SigmaTron utilizes an off-the-shelf ERP system enhanced by an internally developed suite of software. Via its proprietary iScore system, each operation and the IPO has visibility into forecasted demand, actual demand, inventory in each facility and inventory on order. The IPO and distribution partners in each region act as “single” suppliers for most materials, increasing efficiency by consolidating orders. Auto-replenishment tools supported by an MRP share system take the touches out this process. Vendor-managed inventory (VMI) ensures onsite materials availability.
Auto-replenishment strategy has also been carefully developed.
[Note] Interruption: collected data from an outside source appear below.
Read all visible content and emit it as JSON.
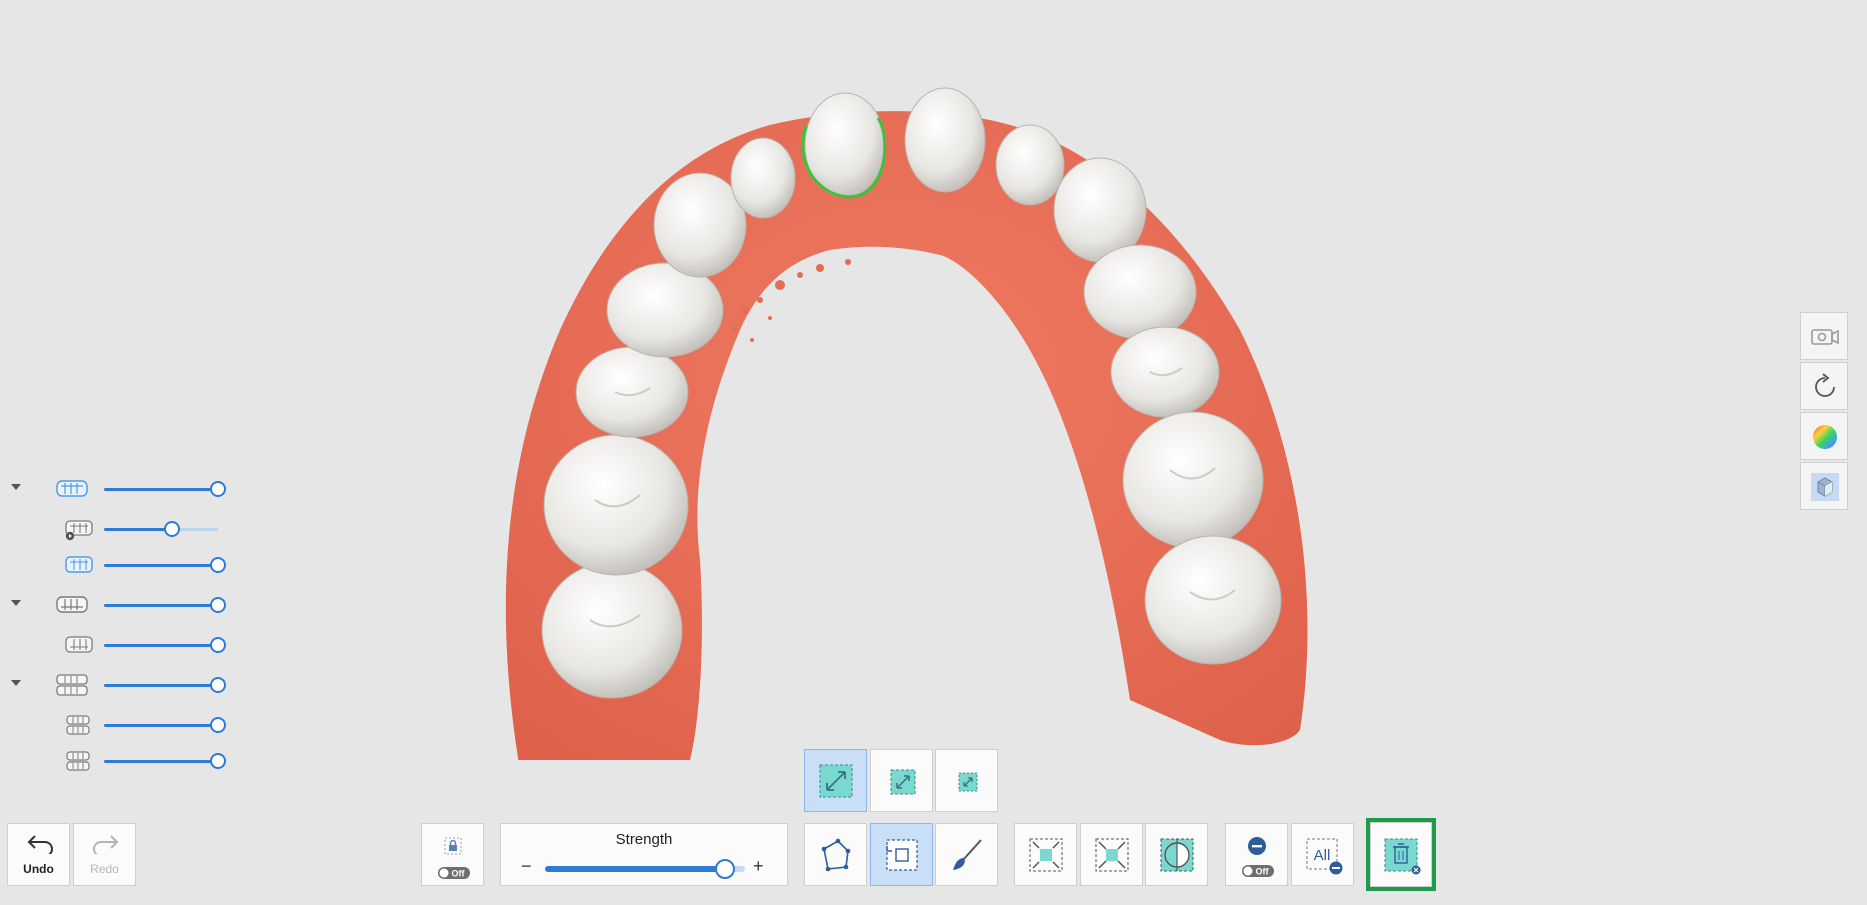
{
  "colors": {
    "accent": "#2e7bd6",
    "gum": "#e56c55",
    "tooth": "#eceae6",
    "margin_line": "#3cc23c",
    "highlight": "#1e9b48",
    "tool_teal": "#7ad9cf"
  },
  "layers": [
    {
      "icon": "upper-jaw-icon",
      "expandable": true,
      "level": 1.0
    },
    {
      "icon": "upper-jaw-prep-icon",
      "expandable": false,
      "level": 0.6
    },
    {
      "icon": "upper-jaw-scan-icon",
      "expandable": false,
      "level": 1.0
    },
    {
      "icon": "lower-jaw-icon",
      "expandable": true,
      "level": 1.0
    },
    {
      "icon": "lower-jaw-scan-icon",
      "expandable": false,
      "level": 1.0
    },
    {
      "icon": "occlusion-icon",
      "expandable": true,
      "level": 1.0
    },
    {
      "icon": "occlusion-scan-1-icon",
      "expandable": false,
      "level": 1.0
    },
    {
      "icon": "occlusion-scan-2-icon",
      "expandable": false,
      "level": 1.0
    }
  ],
  "right_tools": [
    {
      "icon": "camera-icon"
    },
    {
      "icon": "reset-view-icon"
    },
    {
      "icon": "color-map-icon"
    },
    {
      "icon": "view-cube-icon"
    }
  ],
  "toolbar": {
    "undo_label": "Undo",
    "redo_label": "Redo",
    "lock_state": "Off",
    "strength_label": "Strength",
    "strength_minus": "−",
    "strength_plus": "+",
    "strength_level": 0.9,
    "hide_toggle_state": "Off",
    "all_label": "All"
  },
  "selection_sizes": [
    "large",
    "medium",
    "small"
  ]
}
The primary tools for auto-replenishment are Sigmatron’s Production-Driven Replenishment (PDR) system and its Automatic Replenishment System (ARS) tool. Distribution and other strategic suppliers have linked their systems with SigmaTron and receive pull signals via PDR. PDR is triggered automatically when iScore checks inventory for shortages as shop orders are released. If a shortage is detected, a PDR pull signal is sent to the supplier and parts are received in two to five days. The ARS tool is utilized with MRP share for the lowest cost products suppliers typically have on the shelf.
Low average selling price components are stocked at higher inventory levels, because the administrative cost of multiple transactions is greater than the cost of bulk purchases stocked in inventory.
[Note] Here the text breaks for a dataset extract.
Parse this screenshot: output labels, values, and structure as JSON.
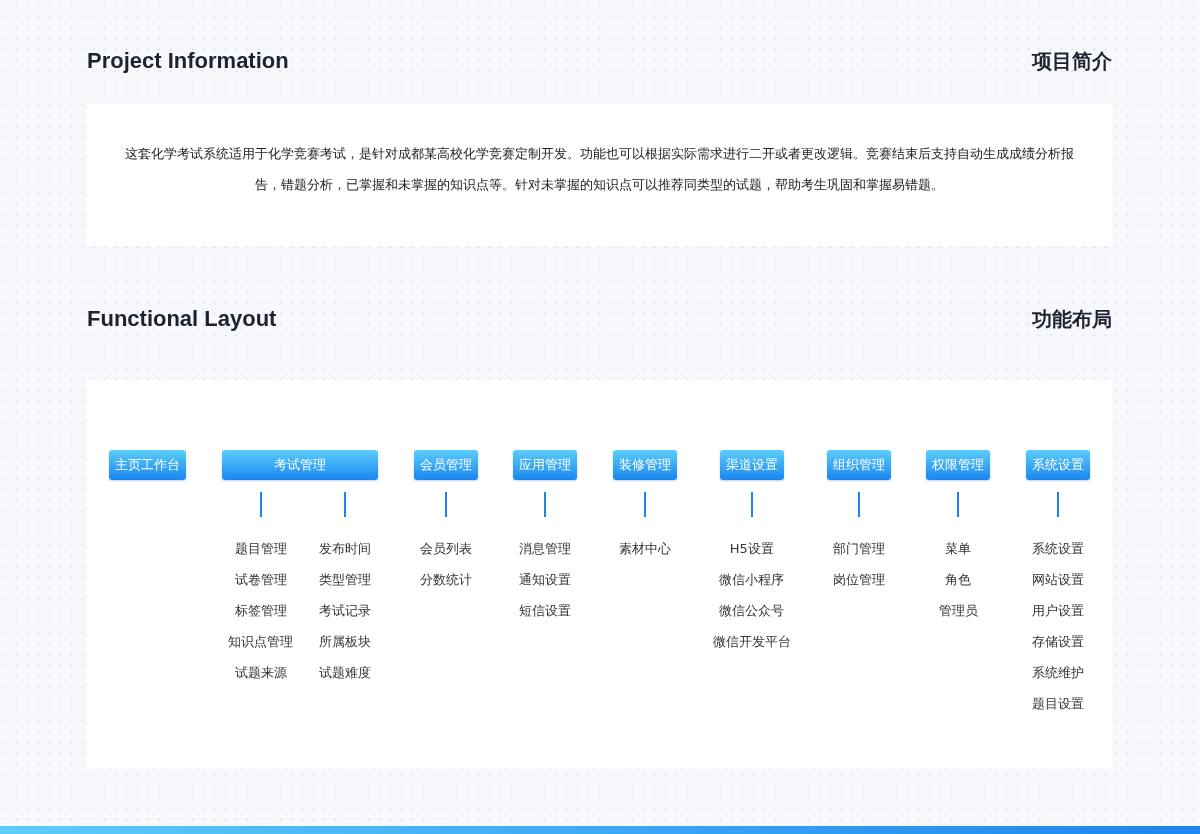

From a Lean perspective, the goal is to set up automated systems that keep the right-sized pipeline flowing for each type of material.
Project status visibility. Materials systems are linked globally to provide company-wide visibility into inventory levels and materials status. The tools are also linked to customers and program managers. This level of system linkage increases efficiency of centralized SCM. For example, if a production schedule is changed, the IPO can see the requirements on the system, view the AVL, the stocking levels and demand. This lets them determine immediately how urgent the part requirement is and whether air or sea is the best shipping option.
Customers also have the same level of visibility via iScore. This provides an excellent dashboard for monitoring forecasts and inventory/material-on-order levels, and adjusting as needed. Finished goods Kanban provides a final tool for supporting demand variability, which can’t be easily controlled within the system.
While a textbook Lean approach to materials management can work in OEMs with complete control of their AVL choices, a modified approach is often more effective for the far more complex EMS world. This can be particularly important when the customer base includes highly regulated or longer lifecycle products with variable demand, since these products may have limitations on AVL changes. Systems that link the customer, EMS provider and suppliers driving auto-replenishment based on actual demand help eliminate unneeded inventory and non-valued-added transactions.